4 days on from that, with only one deployment of charmed kubernetes in a pretty standard way… and good news: the controller’s disk didn’t fill up.
However, the controller is now virtually unresponsive. Not much activity on the processor (using
htop), but it struggles to do anything - no Juju GUI, no response to the CLI, can’t
apt install, but can
sudo shutdown -r now wouldn’t work. So, I restarted the server with the handy MaaS IPMI control. After the restart,
apt install and
nslookup now work.
mongod service starts up and starts using a decent amount of CPU and a tiny bit of IO (disk) activity.
sudo systemctl list-unit-files results in:
UNIT FILE STATE VENDOR PRESET
juju-clean-shutdown.service enabled enabled
juju-db.service enabled enabled
jujud-machine-0.service enabled enabled
sudo service jujud-machine-0 status gives:
● jujud-machine-0.service - juju agent for machine-0
Loaded: loaded (/etc/systemd/system/jujud-machine-0.service; enabled; vendor preset: enabled)

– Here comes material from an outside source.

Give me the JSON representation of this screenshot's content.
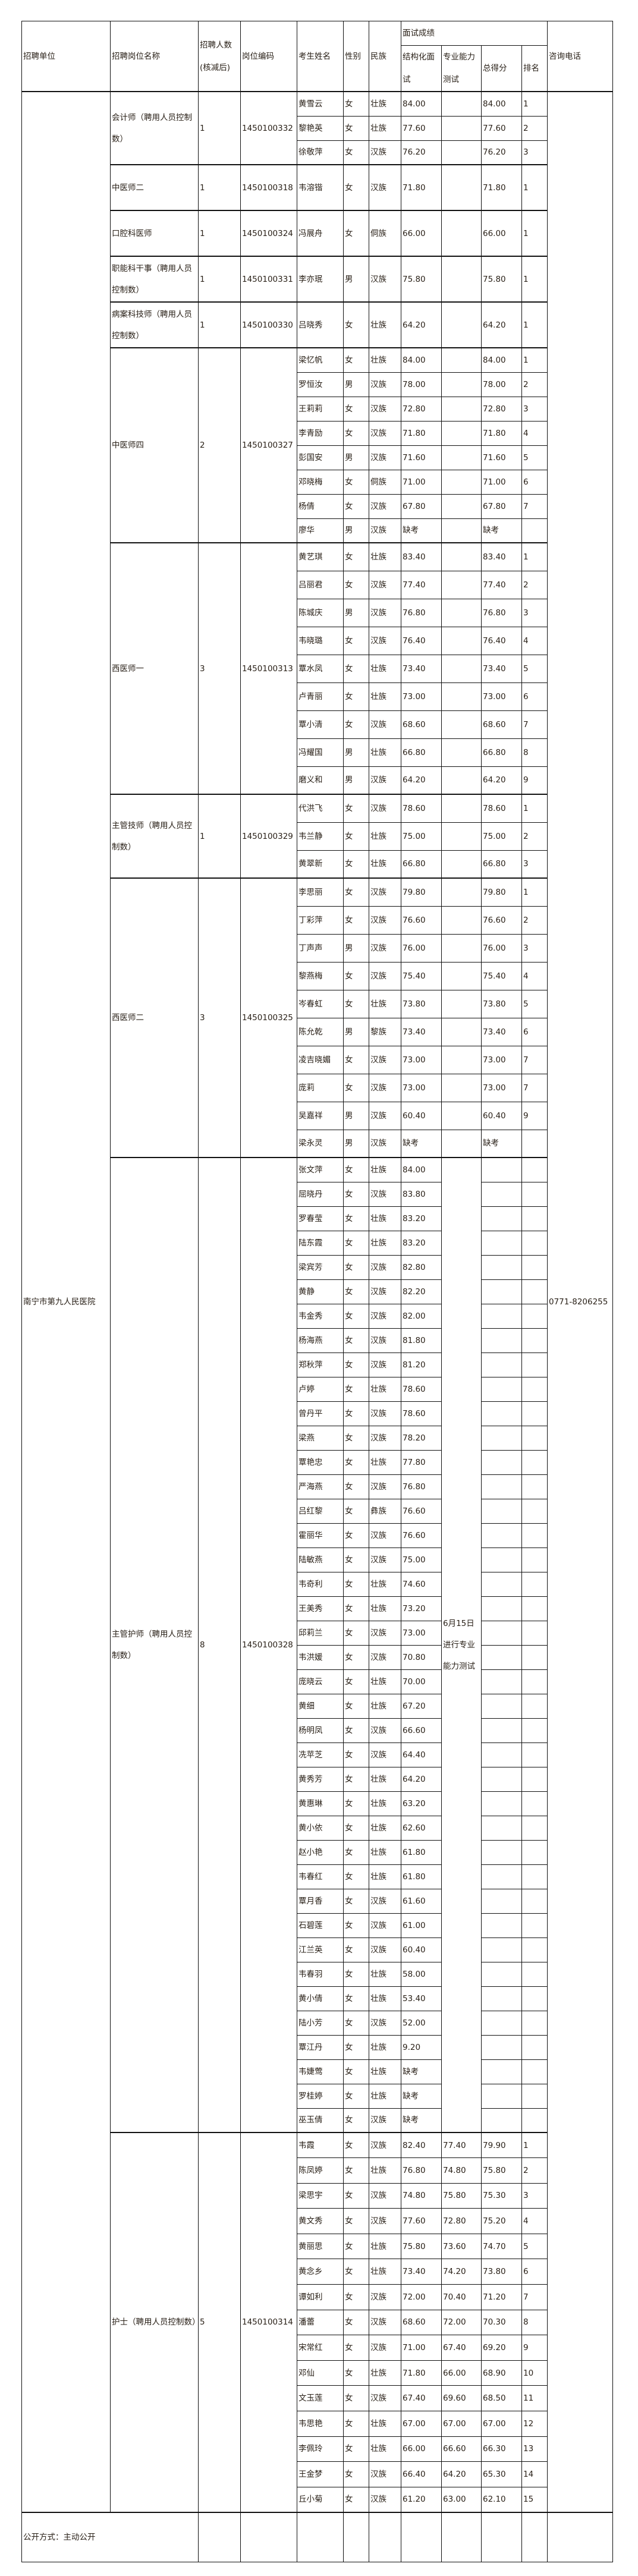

Active: active (running) since Thu 2020-05-14 10:31:55 BST; 1h 10min ago
Main PID: 779 (bash)
Tasks: 12 (limit: 9374)
sudo service juju-db status gives:
● juju-db.service - juju state database
Loaded: loaded (/etc/systemd/system/juju-db.service; enabled; vendor preset: enabled)
Active: active (running) since Thu 2020-05-14 11:45:07 BST; 1s ago
Main PID: 23566 (mongod)
Tasks: 3 (limit: 9374)
sudo service juju-clean-shutdown status gives:
● juju-clean-shutdown.service - Stop all network interfaces on shutdown
Loaded: loaded (/etc/systemd/system/juju-clean-shutdown.service; enabled; vendor preset: enabled)
Active: inactive (dead)
But there’s still no response whatsoever from juju.
So I checked the logs
journalctl -b, to find repeated
read checksum error for 4096B block at offset 65536: calculated block checksum of 1624741532 doesn't match expected checksum of 1174969535
WT_SESSION.open_cursor: the process must exit and restart: WT_PANIC: WiredTiger library panic
May 14 10:32:22 pleach.tombull.com mongod.37017: [initandlisten] Fatal Assertion 28558 at src/mongo/db/storage/wiredtiger/wiredtiger_util.cpp 366
May 14 10:32:22 pleach.tombull.com mongod.37017: [initandlisten]
***aborting after fassert() failure
It seems like the
juju-db was just repeatedly restarting
mongod and ignoring the error.
So I ran
sudo service juju-db stop and followed it with
sudo mongod --dbpath /var/lib/juju/db --repair and then
sudo service juju-db start.
Did the juju GUI magically start working? Unfortunately not yet. But after a quick restart (
sudo shutdown -r now works fine now). Everything is back up and running fine.